Occasion: Game Project 1
Project Time: 5 weeks
Team: 2 Designers, 4 Artists, 1 Programmer
Contribution: Game Design (concept and enemies),
Level Design (battle map)
Since this was to be our first big project and we only had one single programmer available in our group I decided that I’d rather err on the side of caution than run into the risk of over scoping an idea that would not be finished after the five weeks - which brought me back to an idea I was involved in during an earlier game jam: a game called Grail Guards were two players defend the grail against raising waves of enemies (you can read more about the development process of this game here). Ever since we presented our game in the jam I had wanted to create some kind of spiritual successor where we could implement all the ideas that we had to cut due to the game jam’s time constraints. And with the game from the game jam, we already had some kind of tried and tested prototype for the core gameplay that we could build upon. All of these factors led to me deciding to pitch the game concept for our first project and after some in-group discussion, we decided to merge my idea for core gameplay with the futuristic cyberpunk setting from my co-designer’s pitch. And thus, Don’t drink the Coolant began to take shape...
EXPANDING THE IDEA
What I found most interesting is how Don’t drink the Coolant is a prime example of how focussing on a specific aspect can completely change the whole game and even though its hero defense core gameplay was based on the pre-existing formula from Grail Guards I would still say each of them can stand on its own as a game. Grail Guards as a base had many features that we could expand upon: there was the idea of giving the players different power-ups or maybe even different but complementary combat skills for each player to add more variety. Furthermore, one idea that we had discussed during the game jam but had to cut was introducing different enemies with individual behavior patterns. Last but not least, the map for Grail Guards was an empty plane with the grail in the middle - once again an aspect that we could change to give Don’t drink the Coolant its individual style.

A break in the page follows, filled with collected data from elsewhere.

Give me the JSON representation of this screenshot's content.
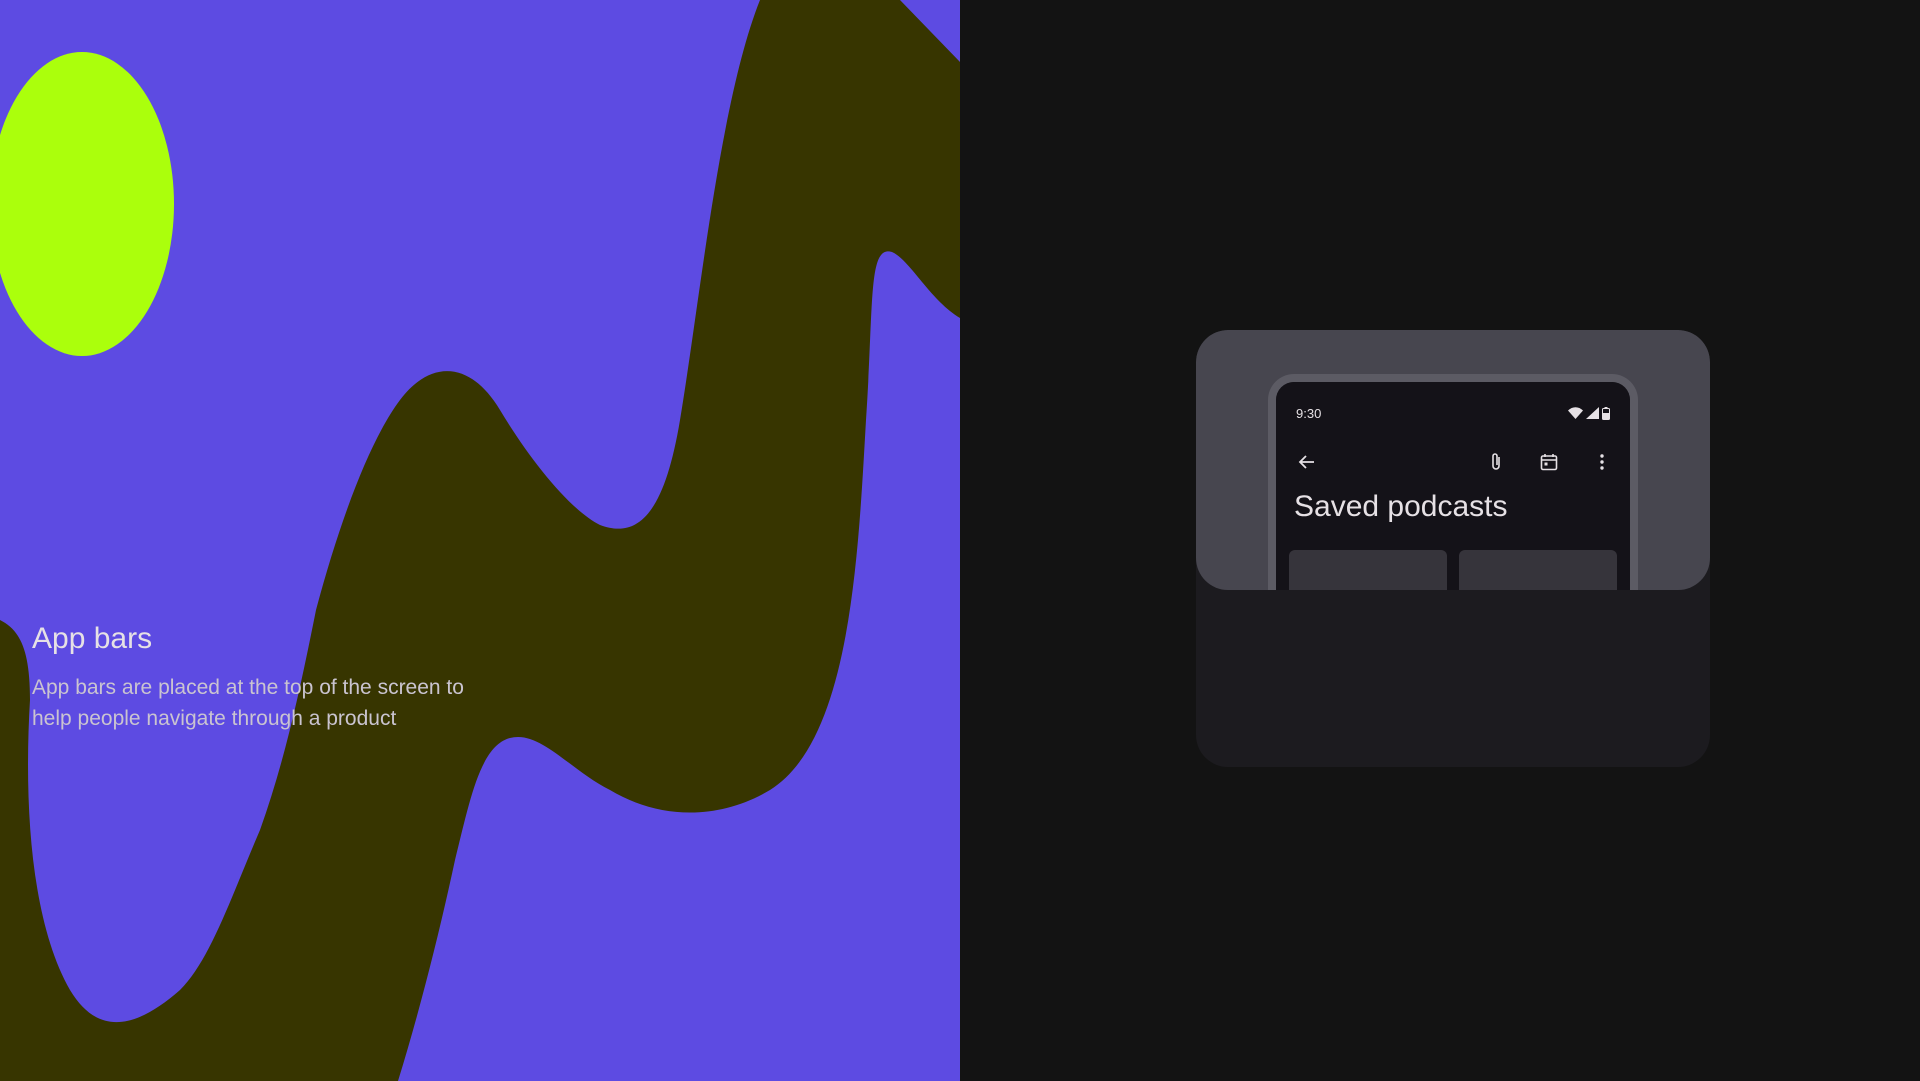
{
  "colors": {
    "art_background": "#5d4be2",
    "wave": "#373500",
    "blob": "#abff0c",
    "page_background": "#131313",
    "card_background": "#1c1b1f",
    "preview_background": "#47464f",
    "phone_frame": "#5c5b64",
    "phone_screen": "#141218",
    "tile": "#36343b",
    "text_primary": "#e6e1e5",
    "text_secondary": "#cac4d0"
  },
  "phone": {
    "status_time": "9:30",
    "status_icons": [
      "wifi-icon",
      "signal-icon",
      "battery-icon"
    ],
    "toolbar": {
      "navigation_icon": "arrow-back-icon",
      "action_icons": [
        "attach-icon",
        "calendar-icon",
        "more-vert-icon"
      ]
    },
    "screen_title": "Saved podcasts"
  },
  "card": {
    "title": "App bars",
    "description": "App bars are placed at the top of the screen to help people navigate through a product"
  }
}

While the individual player skills (a close-combat weapon and a ranged projectile weapon) had to be cut pretty early we still managed to expand on quite a lot of the features that have been listed before:
As a person who has been part of both development processes and tested both of the two games, it made me glad to observe that each one plays differently and is still able to stand on its own, even if they use the same core gameplay.
Due to its open map, and centralized point of defense Grail Guards has a much faster pace than Don’t drink the Coolant and can even be hectic at times. The fact that enemies can spawn from everywhere outside of the map and have an increasing number and spawning rate the player is more vulnerable and the difficulty curve slower but rising higher during the end when the player is literally bombarded with skeletons. Furthermore, the healing item has a stronger risk-reward element to it since the player can collect two of them but is unable to attack while holding the items, something we cut from the other game.
Don’t drink the Coolant had much more time for reiteration and balancing and it shows both in terms of difficulty curve (steadier and not as steep) and the cooperative aspect. Overall, I would say that this game demands more tactical planning because of the divided level map and the different enemy variants. And since there is a short buffer time between each wave the players have more time to communicate and arrange their tactic as well.